Ah! That's the difference. I'm coming from F#, which has custom operators. But it has not really gone overboard with them. Without HKTs/typeclasses it is not easily possible to define an operator once and have it apply to different types. You have to define the operator for every containing type, and then you can end up with naming conflicts if you overdo that.

So in practice, the operator really has to buy you something to bother, and it stays limited to a specific module. Probably the worst offenders I've seen are libraries ported from Haskell. But since they are limited to that library, I can just use a different alternative, or in small cases just write my own. So my experience with custom operators has been drastically different, and I have found them useful in F#. For example, I ported Elm's URL parsing library to F#, and because custom operators were allowed was able to use the </> and <?> operators. If I find myself in the reverse situation, I would be stuck in 0.19.

But yeah, I get that it's frustrating that a feature you use is removed.

I use this feature in Elm almost not at all, currently. I could easily get by without it. (But I have needed it in F#, so view it as useful and a mistake to remove.) As mentioned in the original post, it's the overall message that we're getting from Elm that has me reeling. Not just this one piece.

I wholeheartedly agree with this.

"what should be in the language when it's done."

People have been suggesting countless of things, type classes, SYTC, HKT, etc etc... those issues get closed with comments such as "use another language then" or "almost nobody uses this".

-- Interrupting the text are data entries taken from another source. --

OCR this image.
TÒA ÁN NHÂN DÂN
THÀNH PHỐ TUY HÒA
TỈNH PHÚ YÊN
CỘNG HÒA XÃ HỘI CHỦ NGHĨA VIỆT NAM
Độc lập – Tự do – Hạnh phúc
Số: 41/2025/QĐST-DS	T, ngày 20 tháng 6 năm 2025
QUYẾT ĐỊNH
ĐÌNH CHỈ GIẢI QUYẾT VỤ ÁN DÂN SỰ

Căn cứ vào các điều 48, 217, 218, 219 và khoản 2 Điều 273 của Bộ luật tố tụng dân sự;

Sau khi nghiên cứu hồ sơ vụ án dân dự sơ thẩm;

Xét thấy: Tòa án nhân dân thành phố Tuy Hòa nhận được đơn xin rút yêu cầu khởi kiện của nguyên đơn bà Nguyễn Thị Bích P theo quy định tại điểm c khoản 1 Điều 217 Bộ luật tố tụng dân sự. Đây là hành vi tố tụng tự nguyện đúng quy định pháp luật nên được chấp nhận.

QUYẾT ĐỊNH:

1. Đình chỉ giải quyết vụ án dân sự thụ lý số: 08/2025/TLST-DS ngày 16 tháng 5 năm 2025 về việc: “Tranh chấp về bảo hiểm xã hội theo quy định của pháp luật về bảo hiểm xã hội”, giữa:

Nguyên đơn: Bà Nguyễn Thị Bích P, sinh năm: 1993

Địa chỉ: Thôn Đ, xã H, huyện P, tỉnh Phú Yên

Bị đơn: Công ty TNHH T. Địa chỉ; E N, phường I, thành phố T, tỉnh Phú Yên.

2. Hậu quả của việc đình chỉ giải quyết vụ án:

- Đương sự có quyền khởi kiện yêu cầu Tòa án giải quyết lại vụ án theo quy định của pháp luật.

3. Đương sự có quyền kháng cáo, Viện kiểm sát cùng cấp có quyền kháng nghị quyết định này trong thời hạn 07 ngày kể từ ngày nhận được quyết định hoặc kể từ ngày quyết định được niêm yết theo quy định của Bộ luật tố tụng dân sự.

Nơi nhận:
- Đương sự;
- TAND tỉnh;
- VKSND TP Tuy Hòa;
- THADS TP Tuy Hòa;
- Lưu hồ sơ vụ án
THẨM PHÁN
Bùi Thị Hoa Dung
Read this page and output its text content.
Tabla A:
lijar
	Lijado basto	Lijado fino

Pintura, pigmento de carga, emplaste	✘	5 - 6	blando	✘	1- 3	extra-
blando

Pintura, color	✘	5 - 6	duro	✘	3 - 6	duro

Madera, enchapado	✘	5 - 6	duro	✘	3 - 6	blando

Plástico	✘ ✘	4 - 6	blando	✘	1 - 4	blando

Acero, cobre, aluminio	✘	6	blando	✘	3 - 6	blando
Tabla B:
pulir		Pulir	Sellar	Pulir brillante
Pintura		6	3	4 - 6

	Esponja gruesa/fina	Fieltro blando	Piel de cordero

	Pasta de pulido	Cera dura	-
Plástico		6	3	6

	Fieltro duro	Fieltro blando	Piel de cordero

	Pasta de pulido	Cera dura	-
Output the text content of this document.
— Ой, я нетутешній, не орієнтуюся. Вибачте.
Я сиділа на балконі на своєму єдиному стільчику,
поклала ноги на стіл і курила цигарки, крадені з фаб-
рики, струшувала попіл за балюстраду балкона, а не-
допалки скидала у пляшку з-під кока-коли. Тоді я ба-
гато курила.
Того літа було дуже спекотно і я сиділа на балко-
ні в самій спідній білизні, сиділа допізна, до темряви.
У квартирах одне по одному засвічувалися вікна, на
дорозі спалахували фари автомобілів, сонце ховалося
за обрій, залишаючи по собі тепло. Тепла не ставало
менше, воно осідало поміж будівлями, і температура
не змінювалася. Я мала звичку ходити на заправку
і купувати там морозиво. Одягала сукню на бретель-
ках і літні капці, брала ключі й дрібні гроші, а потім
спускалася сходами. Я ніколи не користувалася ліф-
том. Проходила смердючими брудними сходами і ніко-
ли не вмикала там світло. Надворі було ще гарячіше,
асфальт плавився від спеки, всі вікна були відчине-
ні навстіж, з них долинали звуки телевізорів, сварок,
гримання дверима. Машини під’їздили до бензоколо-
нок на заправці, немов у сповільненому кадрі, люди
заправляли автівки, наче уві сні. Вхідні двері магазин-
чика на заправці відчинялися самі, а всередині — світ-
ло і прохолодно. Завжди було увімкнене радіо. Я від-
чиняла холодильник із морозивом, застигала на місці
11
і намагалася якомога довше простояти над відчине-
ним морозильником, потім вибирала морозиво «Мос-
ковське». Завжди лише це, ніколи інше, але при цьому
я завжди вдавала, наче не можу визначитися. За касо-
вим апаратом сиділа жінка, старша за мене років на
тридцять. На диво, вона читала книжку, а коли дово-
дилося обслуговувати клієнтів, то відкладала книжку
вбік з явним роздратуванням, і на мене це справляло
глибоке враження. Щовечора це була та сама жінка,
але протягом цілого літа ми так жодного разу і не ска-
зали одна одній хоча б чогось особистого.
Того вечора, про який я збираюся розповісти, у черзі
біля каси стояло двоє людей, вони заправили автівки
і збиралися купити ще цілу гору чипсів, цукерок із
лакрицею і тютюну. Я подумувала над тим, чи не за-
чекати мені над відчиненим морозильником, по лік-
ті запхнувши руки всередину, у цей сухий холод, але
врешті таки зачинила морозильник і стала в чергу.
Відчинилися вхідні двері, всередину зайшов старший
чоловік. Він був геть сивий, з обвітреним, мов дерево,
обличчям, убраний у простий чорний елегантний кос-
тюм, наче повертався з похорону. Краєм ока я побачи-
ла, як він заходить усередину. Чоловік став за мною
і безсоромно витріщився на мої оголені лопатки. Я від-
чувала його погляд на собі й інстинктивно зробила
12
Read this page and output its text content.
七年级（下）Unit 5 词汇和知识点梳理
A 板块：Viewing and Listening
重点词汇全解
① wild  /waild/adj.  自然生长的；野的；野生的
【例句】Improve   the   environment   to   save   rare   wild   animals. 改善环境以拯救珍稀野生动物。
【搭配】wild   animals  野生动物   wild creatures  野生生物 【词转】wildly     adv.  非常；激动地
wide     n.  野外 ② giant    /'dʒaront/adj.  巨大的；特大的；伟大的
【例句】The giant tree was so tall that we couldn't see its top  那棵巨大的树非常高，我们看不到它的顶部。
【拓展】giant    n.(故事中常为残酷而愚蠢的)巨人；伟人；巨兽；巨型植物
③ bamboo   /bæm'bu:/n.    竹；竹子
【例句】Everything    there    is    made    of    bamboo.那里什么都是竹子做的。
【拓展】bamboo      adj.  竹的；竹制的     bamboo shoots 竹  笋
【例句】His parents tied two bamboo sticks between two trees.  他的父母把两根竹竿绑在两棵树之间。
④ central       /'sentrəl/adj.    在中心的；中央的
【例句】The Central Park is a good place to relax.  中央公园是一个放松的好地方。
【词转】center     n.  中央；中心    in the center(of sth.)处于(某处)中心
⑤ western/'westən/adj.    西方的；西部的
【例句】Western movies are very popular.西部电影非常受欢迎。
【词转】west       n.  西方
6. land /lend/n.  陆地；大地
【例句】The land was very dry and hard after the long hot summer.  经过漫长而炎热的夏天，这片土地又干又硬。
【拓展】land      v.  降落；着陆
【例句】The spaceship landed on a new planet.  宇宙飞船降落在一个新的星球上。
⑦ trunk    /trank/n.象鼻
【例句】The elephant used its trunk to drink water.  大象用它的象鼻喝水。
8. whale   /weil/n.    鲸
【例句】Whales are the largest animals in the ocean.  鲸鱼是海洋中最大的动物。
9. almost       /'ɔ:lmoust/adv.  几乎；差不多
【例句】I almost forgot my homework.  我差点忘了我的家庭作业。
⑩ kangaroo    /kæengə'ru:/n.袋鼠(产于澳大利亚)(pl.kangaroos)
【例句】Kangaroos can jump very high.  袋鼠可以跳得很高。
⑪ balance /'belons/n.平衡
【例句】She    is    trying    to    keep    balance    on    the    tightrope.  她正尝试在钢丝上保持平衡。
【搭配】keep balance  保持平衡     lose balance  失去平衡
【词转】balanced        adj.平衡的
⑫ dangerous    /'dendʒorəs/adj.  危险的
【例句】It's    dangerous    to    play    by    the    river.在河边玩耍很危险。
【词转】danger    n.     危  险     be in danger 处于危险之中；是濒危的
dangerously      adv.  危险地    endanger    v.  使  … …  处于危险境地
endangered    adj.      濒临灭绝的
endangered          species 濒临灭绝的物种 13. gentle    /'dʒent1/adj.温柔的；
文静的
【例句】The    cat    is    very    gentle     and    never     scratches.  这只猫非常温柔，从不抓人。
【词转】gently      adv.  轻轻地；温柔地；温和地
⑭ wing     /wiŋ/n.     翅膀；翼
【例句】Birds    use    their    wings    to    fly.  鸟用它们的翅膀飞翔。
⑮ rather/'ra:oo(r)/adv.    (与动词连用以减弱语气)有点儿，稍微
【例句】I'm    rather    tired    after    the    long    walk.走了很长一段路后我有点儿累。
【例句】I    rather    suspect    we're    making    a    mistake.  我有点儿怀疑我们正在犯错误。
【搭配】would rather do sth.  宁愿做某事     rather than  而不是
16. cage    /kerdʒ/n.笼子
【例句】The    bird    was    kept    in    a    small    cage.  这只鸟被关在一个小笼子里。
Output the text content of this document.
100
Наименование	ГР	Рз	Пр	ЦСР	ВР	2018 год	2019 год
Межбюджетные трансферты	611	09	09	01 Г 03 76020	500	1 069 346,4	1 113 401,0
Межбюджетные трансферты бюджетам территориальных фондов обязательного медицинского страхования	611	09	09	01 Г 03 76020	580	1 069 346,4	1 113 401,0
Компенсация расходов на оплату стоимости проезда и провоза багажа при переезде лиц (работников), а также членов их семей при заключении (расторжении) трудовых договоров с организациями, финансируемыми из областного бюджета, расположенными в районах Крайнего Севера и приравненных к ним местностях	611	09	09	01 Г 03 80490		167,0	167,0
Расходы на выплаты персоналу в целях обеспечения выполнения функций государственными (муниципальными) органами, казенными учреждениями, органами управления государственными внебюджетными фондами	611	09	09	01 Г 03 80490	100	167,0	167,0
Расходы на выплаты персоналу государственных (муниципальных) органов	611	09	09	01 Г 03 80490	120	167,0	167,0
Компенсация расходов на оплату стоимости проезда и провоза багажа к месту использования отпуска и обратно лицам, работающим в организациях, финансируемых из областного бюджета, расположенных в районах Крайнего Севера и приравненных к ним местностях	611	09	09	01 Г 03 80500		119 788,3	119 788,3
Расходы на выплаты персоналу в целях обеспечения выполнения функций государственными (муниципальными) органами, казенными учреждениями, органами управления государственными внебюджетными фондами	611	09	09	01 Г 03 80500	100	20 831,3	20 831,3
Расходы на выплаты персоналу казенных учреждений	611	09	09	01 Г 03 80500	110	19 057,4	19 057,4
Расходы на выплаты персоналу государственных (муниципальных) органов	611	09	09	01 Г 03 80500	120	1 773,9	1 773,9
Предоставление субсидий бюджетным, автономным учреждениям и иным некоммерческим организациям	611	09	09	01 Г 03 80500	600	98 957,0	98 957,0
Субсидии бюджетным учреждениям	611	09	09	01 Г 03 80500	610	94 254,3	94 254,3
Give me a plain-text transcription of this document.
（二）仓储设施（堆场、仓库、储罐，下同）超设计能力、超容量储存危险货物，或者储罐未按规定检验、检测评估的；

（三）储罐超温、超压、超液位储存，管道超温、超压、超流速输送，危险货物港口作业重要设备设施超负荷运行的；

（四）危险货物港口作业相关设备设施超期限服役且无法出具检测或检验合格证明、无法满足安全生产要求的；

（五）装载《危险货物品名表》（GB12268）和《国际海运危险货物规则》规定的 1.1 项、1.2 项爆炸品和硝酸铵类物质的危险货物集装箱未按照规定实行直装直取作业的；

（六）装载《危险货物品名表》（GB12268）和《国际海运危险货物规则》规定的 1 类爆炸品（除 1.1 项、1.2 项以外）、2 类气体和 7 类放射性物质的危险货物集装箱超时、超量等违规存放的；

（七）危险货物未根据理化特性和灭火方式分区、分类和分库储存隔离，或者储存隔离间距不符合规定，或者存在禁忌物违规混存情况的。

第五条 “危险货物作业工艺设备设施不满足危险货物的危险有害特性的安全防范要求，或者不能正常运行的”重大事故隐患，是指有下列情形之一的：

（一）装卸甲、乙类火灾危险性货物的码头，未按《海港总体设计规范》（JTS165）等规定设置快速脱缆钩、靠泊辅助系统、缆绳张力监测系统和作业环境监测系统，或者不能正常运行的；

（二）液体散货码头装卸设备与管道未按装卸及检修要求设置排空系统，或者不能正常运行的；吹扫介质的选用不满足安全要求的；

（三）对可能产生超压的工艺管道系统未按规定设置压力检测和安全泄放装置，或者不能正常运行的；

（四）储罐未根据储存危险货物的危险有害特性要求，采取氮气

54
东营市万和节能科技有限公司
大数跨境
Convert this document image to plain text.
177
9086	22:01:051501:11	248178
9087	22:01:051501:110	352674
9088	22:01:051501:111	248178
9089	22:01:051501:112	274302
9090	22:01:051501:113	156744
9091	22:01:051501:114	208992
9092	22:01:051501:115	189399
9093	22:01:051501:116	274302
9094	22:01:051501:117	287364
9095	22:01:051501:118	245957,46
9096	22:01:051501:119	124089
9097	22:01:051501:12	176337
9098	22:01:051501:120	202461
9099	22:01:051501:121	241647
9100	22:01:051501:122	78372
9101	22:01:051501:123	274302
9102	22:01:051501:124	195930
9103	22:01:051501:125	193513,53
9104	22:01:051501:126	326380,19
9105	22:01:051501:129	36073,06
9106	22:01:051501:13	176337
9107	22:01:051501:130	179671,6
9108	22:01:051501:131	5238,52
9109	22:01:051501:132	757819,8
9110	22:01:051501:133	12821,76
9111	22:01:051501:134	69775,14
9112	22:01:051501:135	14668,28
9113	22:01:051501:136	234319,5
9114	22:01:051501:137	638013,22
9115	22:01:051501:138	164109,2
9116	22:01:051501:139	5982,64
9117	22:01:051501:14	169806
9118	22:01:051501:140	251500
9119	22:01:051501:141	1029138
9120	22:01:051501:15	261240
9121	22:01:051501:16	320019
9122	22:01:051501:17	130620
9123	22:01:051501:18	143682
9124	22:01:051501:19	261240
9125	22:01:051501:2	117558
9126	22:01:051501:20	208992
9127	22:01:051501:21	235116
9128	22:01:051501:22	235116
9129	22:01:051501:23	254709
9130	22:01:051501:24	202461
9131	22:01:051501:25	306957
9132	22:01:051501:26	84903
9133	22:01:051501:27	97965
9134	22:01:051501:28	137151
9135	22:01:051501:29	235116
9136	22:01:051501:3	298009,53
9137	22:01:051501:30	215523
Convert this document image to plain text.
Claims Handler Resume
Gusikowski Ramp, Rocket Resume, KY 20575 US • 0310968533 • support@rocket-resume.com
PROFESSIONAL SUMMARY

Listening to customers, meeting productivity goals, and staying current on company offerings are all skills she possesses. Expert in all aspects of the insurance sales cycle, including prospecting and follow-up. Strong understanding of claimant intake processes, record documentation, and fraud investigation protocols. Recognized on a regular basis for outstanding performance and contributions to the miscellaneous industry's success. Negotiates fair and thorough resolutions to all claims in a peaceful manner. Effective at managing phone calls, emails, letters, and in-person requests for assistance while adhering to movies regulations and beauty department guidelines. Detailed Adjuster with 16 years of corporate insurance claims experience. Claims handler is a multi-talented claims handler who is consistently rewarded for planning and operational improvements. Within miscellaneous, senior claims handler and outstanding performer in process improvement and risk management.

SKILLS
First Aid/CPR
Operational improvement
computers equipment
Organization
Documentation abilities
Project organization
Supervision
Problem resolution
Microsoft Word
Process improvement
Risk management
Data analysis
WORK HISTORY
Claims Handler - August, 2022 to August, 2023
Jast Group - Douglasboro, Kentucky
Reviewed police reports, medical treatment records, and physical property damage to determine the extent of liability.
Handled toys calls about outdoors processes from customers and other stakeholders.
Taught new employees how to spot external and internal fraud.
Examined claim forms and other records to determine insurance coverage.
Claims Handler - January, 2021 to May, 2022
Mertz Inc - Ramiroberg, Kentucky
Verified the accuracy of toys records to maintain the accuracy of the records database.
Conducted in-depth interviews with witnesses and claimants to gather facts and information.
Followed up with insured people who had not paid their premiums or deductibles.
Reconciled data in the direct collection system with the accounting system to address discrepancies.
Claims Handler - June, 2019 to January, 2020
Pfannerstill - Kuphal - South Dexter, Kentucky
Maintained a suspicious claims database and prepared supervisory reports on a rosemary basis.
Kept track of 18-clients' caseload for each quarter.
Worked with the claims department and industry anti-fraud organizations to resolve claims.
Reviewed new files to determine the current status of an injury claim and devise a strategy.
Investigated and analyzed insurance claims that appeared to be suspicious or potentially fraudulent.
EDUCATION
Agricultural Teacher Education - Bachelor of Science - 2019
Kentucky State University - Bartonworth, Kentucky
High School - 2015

I am actually suspecting that nobody really knows how to implement these features on a theoretical level and that's why...

The implementation for these things are known, there's just no pressing need to introduce them to the compiler. There's also no consensus on what the right implementation would be.

I write Elm full time, and don't miss these things. There have been times where it would be nice to implement comparable for one of my types, but I'm not convinced that type classes is the right approach for ad-hoc polymorphism in Elm.